Of course, I’d take these results with a grain of salt and please do not construe this article and the model presented herein as investment advice in any way, shape or form. The model is a work in progress and I appreciate any feedback, insight and/or invitation for collaborative development.
The main weakness of supervised machine models in predicting the future is that they assume the future is informed by the past. To some extent cryptocurrencies exhibit this behavior (thus momentum based technical trading can be applied to some effect), but at the same time they are especially vulnerable to jumps and shocks from hype, speculation, FOMO and unforeseen events such as scandals, political upheavals, climate change, etc.

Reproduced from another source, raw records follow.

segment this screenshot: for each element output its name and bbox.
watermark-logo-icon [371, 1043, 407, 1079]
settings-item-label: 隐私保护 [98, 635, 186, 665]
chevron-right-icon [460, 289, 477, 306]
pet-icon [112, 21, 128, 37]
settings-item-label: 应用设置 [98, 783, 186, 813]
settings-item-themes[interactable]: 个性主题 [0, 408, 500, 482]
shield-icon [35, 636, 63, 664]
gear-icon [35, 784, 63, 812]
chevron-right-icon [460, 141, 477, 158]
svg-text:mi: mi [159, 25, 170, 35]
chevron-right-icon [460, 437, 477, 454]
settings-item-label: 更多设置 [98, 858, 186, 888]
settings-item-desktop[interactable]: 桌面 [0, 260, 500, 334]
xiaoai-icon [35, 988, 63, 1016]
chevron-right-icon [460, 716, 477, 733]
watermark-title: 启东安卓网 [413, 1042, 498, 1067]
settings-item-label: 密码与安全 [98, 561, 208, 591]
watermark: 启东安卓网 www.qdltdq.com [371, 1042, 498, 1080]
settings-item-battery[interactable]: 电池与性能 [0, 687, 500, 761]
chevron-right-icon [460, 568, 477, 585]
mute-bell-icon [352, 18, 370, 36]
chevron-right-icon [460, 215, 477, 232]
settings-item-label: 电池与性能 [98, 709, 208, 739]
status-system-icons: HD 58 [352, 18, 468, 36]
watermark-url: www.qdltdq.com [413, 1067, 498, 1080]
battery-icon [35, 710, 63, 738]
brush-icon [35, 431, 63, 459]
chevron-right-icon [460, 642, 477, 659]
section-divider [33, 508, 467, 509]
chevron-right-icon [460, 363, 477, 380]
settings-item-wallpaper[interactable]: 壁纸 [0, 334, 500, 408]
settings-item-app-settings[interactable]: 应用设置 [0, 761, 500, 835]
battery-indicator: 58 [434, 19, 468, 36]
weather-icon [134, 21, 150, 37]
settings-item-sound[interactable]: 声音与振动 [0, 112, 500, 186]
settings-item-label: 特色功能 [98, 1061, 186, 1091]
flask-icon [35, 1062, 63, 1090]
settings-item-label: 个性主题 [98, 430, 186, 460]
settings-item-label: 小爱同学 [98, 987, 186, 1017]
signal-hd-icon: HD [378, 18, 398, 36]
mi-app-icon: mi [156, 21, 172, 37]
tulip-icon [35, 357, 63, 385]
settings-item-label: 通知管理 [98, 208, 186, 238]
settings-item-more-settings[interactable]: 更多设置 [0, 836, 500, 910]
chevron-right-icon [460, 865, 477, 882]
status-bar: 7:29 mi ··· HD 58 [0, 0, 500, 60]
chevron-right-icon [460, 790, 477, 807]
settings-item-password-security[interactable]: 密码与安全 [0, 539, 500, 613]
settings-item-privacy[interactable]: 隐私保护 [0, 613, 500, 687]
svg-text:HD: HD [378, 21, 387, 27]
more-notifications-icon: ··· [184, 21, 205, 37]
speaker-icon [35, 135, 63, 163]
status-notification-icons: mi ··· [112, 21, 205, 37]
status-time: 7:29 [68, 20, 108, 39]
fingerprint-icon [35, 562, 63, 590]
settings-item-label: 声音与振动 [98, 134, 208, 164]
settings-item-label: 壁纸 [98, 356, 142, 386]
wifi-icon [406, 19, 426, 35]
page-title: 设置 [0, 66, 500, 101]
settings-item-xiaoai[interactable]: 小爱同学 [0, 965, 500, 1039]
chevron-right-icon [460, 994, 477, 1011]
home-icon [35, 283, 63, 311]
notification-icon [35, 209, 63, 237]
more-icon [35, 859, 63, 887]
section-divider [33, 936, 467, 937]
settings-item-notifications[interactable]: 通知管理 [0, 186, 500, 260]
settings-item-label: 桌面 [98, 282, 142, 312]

Of course, we have to mention that ‘buying and holding’ or HODLing single cryptos such as bitcoin can net a much larger return over time, but this is one of the riskiest strategies. After all, it’s a bet based on a wish and a prayer, and who knows if the Racoon Flu breaks out in the near future and devastates the global cryptocurrency market.

Some things to add for the future would be validation on holdout and online learning on new data that comes in. As always, hope you enjoyed this article, and please do be careful when trading cryptos.